Fermati quattro giovani

Stazione Termini, il funzionario aggredito resta in coma farmacologico

Il 57enne è stato accerchiato e massacrato di botte nella tarda serata di sabato a Roma

© Carabinieri

Le condizioni del funzionario delle Imprese e del Made in Italy aggredito sabato sera vicino alla stazione Termini di Roma: il 57enne è stato sottoposto a una nuova Tac ed è ricoverato in gravi condizioni al Policlinico Umberto I di Roma. A quanto apprende l'agenzia di stampa La Presse, l'esito dell'esame è stato tranquillizzante, dal momento che il micro-versamento rilevato domenica non si è espanso.

Necessario un intervento per ricomporre le fratture -

 L'uomo, ferito gravemente al volto, presenta diverse fratture, di cui una più grave alla mandibola. Il paziente, che è in condizioni gravi ma non in pericolo di vita, resterà sedato in coma farmacologico per 48 ore. Poi i medici inizieranno a estubarlo per programmare i necessari interventi di chirurgia maxillo-facciale. Il quadro resta delicato: nel corso dell'aggressione, il paziente è stato colpito mentre era a terra e ha respirato sangue e muco, quindi i medici hanno dovuto fare una pulizia dei polmoni e avviare una terapia antibiotica per il trattamento di una polmonite.
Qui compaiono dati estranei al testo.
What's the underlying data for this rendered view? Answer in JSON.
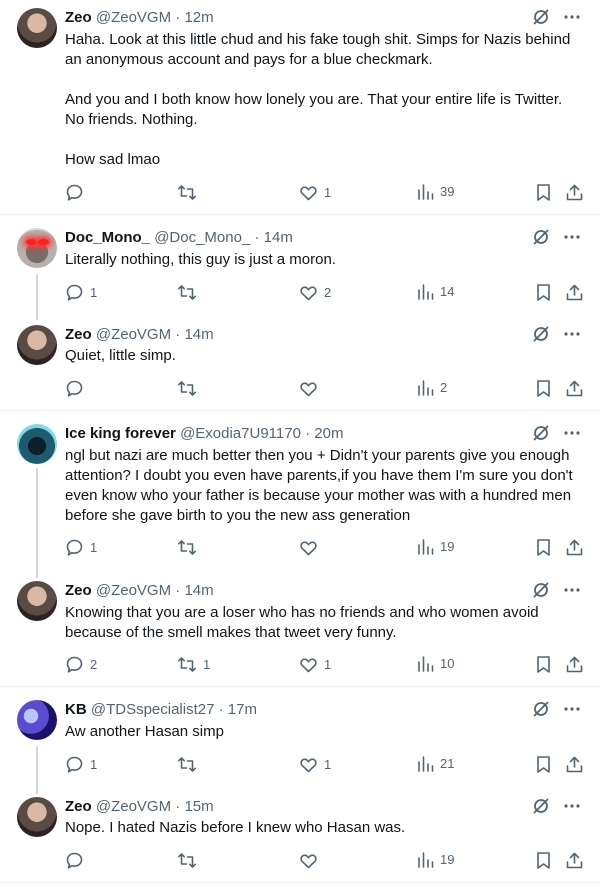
{
  "tweets": [
    {
      "name": "Zeo",
      "handle": "@ZeoVGM",
      "dot": "·",
      "time": "12m",
      "text": "Haha. Look at this little chud and his fake tough shit. Simps for Nazis behind an anonymous account and pays for a blue checkmark.\n\nAnd you and I both know how lonely you are. That your entire life is Twitter. No friends. Nothing.\n\nHow sad lmao",
      "replies": "",
      "retweets": "",
      "likes": "1",
      "views": "39"
    },
    {
      "name": "Doc_Mono_",
      "handle": "@Doc_Mono_",
      "dot": "·",
      "time": "14m",
      "text": "Literally nothing, this guy is just a moron.",
      "replies": "1",
      "retweets": "",
      "likes": "2",
      "views": "14"
    },
    {
      "name": "Zeo",
      "handle": "@ZeoVGM",
      "dot": "·",
      "time": "14m",
      "text": "Quiet, little simp.",
      "replies": "",
      "retweets": "",
      "likes": "",
      "views": "2"
    },
    {
      "name": "Ice king forever",
      "handle": "@Exodia7U91170",
      "dot": "·",
      "time": "20m",
      "text": "ngl but nazi are much better then you + Didn't your parents give you enough attention? I doubt you even have parents,if you have them I'm sure you don't even know who your father is because your mother was with a hundred men before she gave birth to you the new ass generation",
      "replies": "1",
      "retweets": "",
      "likes": "",
      "views": "19"
    },
    {
      "name": "Zeo",
      "handle": "@ZeoVGM",
      "dot": "·",
      "time": "14m",
      "text": "Knowing that you are a loser who has no friends and who women avoid because of the smell makes that tweet very funny.",
      "replies": "2",
      "retweets": "1",
      "likes": "1",
      "views": "10"
    },
    {
      "name": "KB",
      "handle": "@TDSspecialist27",
      "dot": "·",
      "time": "17m",
      "text": "Aw another Hasan simp",
      "replies": "1",
      "retweets": "",
      "likes": "1",
      "views": "21"
    },
    {
      "name": "Zeo",
      "handle": "@ZeoVGM",
      "dot": "·",
      "time": "15m",
      "text": "Nope. I hated Nazis before I knew who Hasan was.",
      "replies": "",
      "retweets": "",
      "likes": "",
      "views": "19"
    }
  ],
  "icons": {
    "grok": "grok-icon",
    "more": "more-icon",
    "reply": "reply-icon",
    "retweet": "retweet-icon",
    "like": "like-icon",
    "views": "views-icon",
    "bookmark": "bookmark-icon",
    "share": "share-icon"
  },
  "colors": {
    "text": "#0f1419",
    "muted": "#536471",
    "divider": "#eff3f4",
    "thread": "#cfd9de"
  }
}
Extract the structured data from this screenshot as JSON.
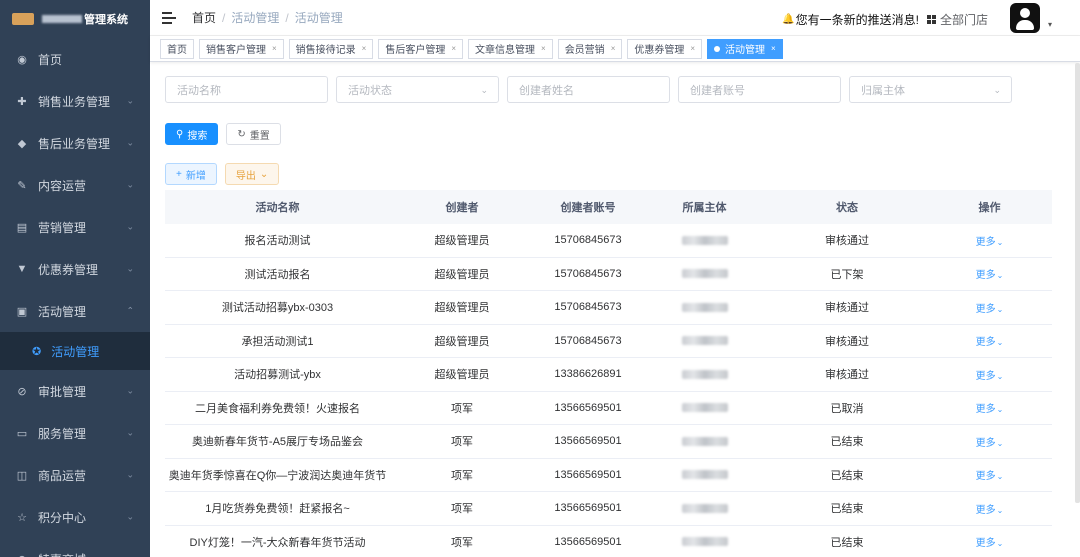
{
  "sidebar": {
    "system_title": "管理系统",
    "items": [
      {
        "label": "首页",
        "icon": "dashboard-icon",
        "glyph": "◉",
        "chevron": ""
      },
      {
        "label": "销售业务管理",
        "icon": "move-icon",
        "glyph": "✚",
        "chevron": "⌄"
      },
      {
        "label": "售后业务管理",
        "icon": "service-icon",
        "glyph": "◆",
        "chevron": "⌄"
      },
      {
        "label": "内容运营",
        "icon": "edit-icon",
        "glyph": "✎",
        "chevron": "⌄"
      },
      {
        "label": "营销管理",
        "icon": "marketing-icon",
        "glyph": "▤",
        "chevron": "⌄"
      },
      {
        "label": "优惠券管理",
        "icon": "shirt-icon",
        "glyph": "▼",
        "chevron": "⌄"
      },
      {
        "label": "活动管理",
        "icon": "activity-icon",
        "glyph": "▣",
        "chevron": "⌃"
      }
    ],
    "submenu_active": {
      "label": "活动管理",
      "icon": "gear-icon",
      "glyph": "✪"
    },
    "items_after": [
      {
        "label": "审批管理",
        "icon": "approval-icon",
        "glyph": "⊘",
        "chevron": "⌄"
      },
      {
        "label": "服务管理",
        "icon": "service-desk-icon",
        "glyph": "▭",
        "chevron": "⌄"
      },
      {
        "label": "商品运营",
        "icon": "product-icon",
        "glyph": "◫",
        "chevron": "⌄"
      },
      {
        "label": "积分中心",
        "icon": "star-icon",
        "glyph": "☆",
        "chevron": "⌄"
      },
      {
        "label": "特惠商城",
        "icon": "mall-icon",
        "glyph": "⊖",
        "chevron": "⌄"
      }
    ]
  },
  "header": {
    "breadcrumb": [
      "首页",
      "活动管理",
      "活动管理"
    ],
    "breadcrumb_sep": "/",
    "notice": "您有一条新的推送消息!",
    "bell_glyph": "🔔",
    "store": "全部门店",
    "caret_glyph": "▾"
  },
  "tags": [
    {
      "label": "首页",
      "closable": false,
      "active": false
    },
    {
      "label": "销售客户管理",
      "closable": true,
      "active": false
    },
    {
      "label": "销售接待记录",
      "closable": true,
      "active": false
    },
    {
      "label": "售后客户管理",
      "closable": true,
      "active": false
    },
    {
      "label": "文章信息管理",
      "closable": true,
      "active": false
    },
    {
      "label": "会员营销",
      "closable": true,
      "active": false
    },
    {
      "label": "优惠券管理",
      "closable": true,
      "active": false
    },
    {
      "label": "活动管理",
      "closable": true,
      "active": true
    }
  ],
  "tag_close_glyph": "×",
  "filters": {
    "activity_name_placeholder": "活动名称",
    "activity_status_placeholder": "活动状态",
    "creator_name_placeholder": "创建者姓名",
    "creator_account_placeholder": "创建者账号",
    "owner_placeholder": "归属主体",
    "dropdown_glyph": "⌄"
  },
  "actions": {
    "search_label": "搜索",
    "search_glyph": "⚲",
    "reset_label": "重置",
    "reset_glyph": "↻",
    "add_label": "新增",
    "add_glyph": "+",
    "export_label": "导出",
    "export_glyph": "⌄"
  },
  "table": {
    "columns": [
      "活动名称",
      "创建者",
      "创建者账号",
      "所属主体",
      "状态",
      "操作"
    ],
    "more_label": "更多",
    "more_glyph": "⌄",
    "rows": [
      {
        "name": "报名活动测试",
        "creator": "超级管理员",
        "account": "15706845673",
        "status": "审核通过"
      },
      {
        "name": "测试活动报名",
        "creator": "超级管理员",
        "account": "15706845673",
        "status": "已下架"
      },
      {
        "name": "测试活动招募ybx-0303",
        "creator": "超级管理员",
        "account": "15706845673",
        "status": "审核通过"
      },
      {
        "name": "承担活动测试1",
        "creator": "超级管理员",
        "account": "15706845673",
        "status": "审核通过"
      },
      {
        "name": "活动招募测试-ybx",
        "creator": "超级管理员",
        "account": "13386626891",
        "status": "审核通过"
      },
      {
        "name": "二月美食福利券免费领！火速报名",
        "creator": "项军",
        "account": "13566569501",
        "status": "已取消"
      },
      {
        "name": "奥迪新春年货节-A5展厅专场品鉴会",
        "creator": "项军",
        "account": "13566569501",
        "status": "已结束"
      },
      {
        "name": "奥迪年货季惊喜在Q你—宁波润达奥迪年货节",
        "creator": "项军",
        "account": "13566569501",
        "status": "已结束"
      },
      {
        "name": "1月吃货券免费领！赶紧报名~",
        "creator": "项军",
        "account": "13566569501",
        "status": "已结束"
      },
      {
        "name": "DIY灯笼！一汽-大众新春年货节活动",
        "creator": "项军",
        "account": "13566569501",
        "status": "已结束"
      }
    ]
  }
}
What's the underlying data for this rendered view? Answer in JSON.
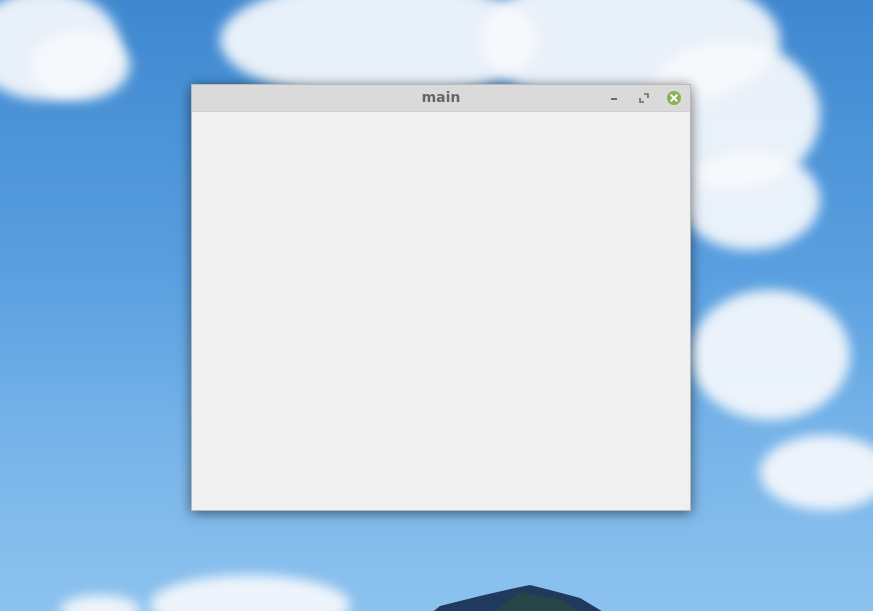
{
  "window": {
    "title": "main"
  },
  "controls": {
    "minimize_icon": "minimize-icon",
    "maximize_icon": "maximize-icon",
    "close_icon": "close-icon",
    "close_color": "#8bb158"
  },
  "colors": {
    "titlebar": "#dadada",
    "client": "#f0f0f0",
    "sky": "#5aa0e0"
  }
}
L'aggressione sabato sera -

 L'uomo è stato accerchiato e massacrato di botte a pochi metri dall'ingresso della stazione Termini, il principale scalo ferroviario di Roma. Il pestaggio si è consumato nella tarda serata di sabato in via Giolitti ed è stato ripreso dalle telecamere di videosorveglianza. Si vedrebbe un gruppo di sette o otto persone avvicinarsi al 57enne e colpirlo ripetutamente, soprattutto al volto, prima di dileguarsi. L'uomo, lasciato sull'asfalto in gravissime condizioni, è stato soccorso dal 118 e trasportato in ospedale in codice rosso. Per quanto riguarda il motivo del gesto, si tenderebbe ad escludere la rapina finita male. 

I quattro fermati -

 La polizia ha fermato quattro presunti responsabili, ed è ancora al lavoro per individuare i complici. Sono un cittadino tunisino di 20 anni, con precedenti per rissa e droga, e un egiziano 18enne, con precedenti per rapina, ricettazione, porto di armi e oggetti atti ad offendere, già colpito da provvedimento di espulsione a inizio di gennaio perché irregolare in Italia. E altri due giovani, bloccati dalla polizia dopo aver messo a segno lo scippo di un cellulare in zona Ostiense: si tratta di un ventenne con precedenti per furto, lesioni, resistenza a pubblico ufficiale e di un ventunenne irregolare sul territorio italiano. Individuati per la rapina, sono stati incastrati dagli abiti che indossavano sabato sera durante il pestaggio ripreso dalle telecamere di videosorveglianza.

Il secondo episodio, ai danni di un giovane rider -

 La violenza è andata in scena anche un'ora più tardi a pochi metri di distanza, nella vicina via Manin. Questa volta ad avere la peggio è stato un giovane rider in bicicletta, un ventitreenne di origini tunisine. Anche lui è stato picchiato da più persone, ma non è grave. Nell'area è subito scattato un maxi blitz per individuare gli aggressori e stabilire se ci fossero collegamenti tra i due episodi.

I controlli -

 Decine le persone controllate nella notte dagli agenti della Polfer, della Squadra Mobile e del commissario Viminale. Sono state vagliate attentamente le registrazioni delle telecamere di videosorveglianza per ricostruire l'esatta dinamica dell'accaduto. E dopo qualche ora sono arrivati i primi quattro fermi. Sono di origine tunisina i due giovani accusati di aver aggredito il rider: uno ha 22 anni e l'altro 18enne, senza fissa dimora e irregolare. Restano da chiarire i motivi delle violenze.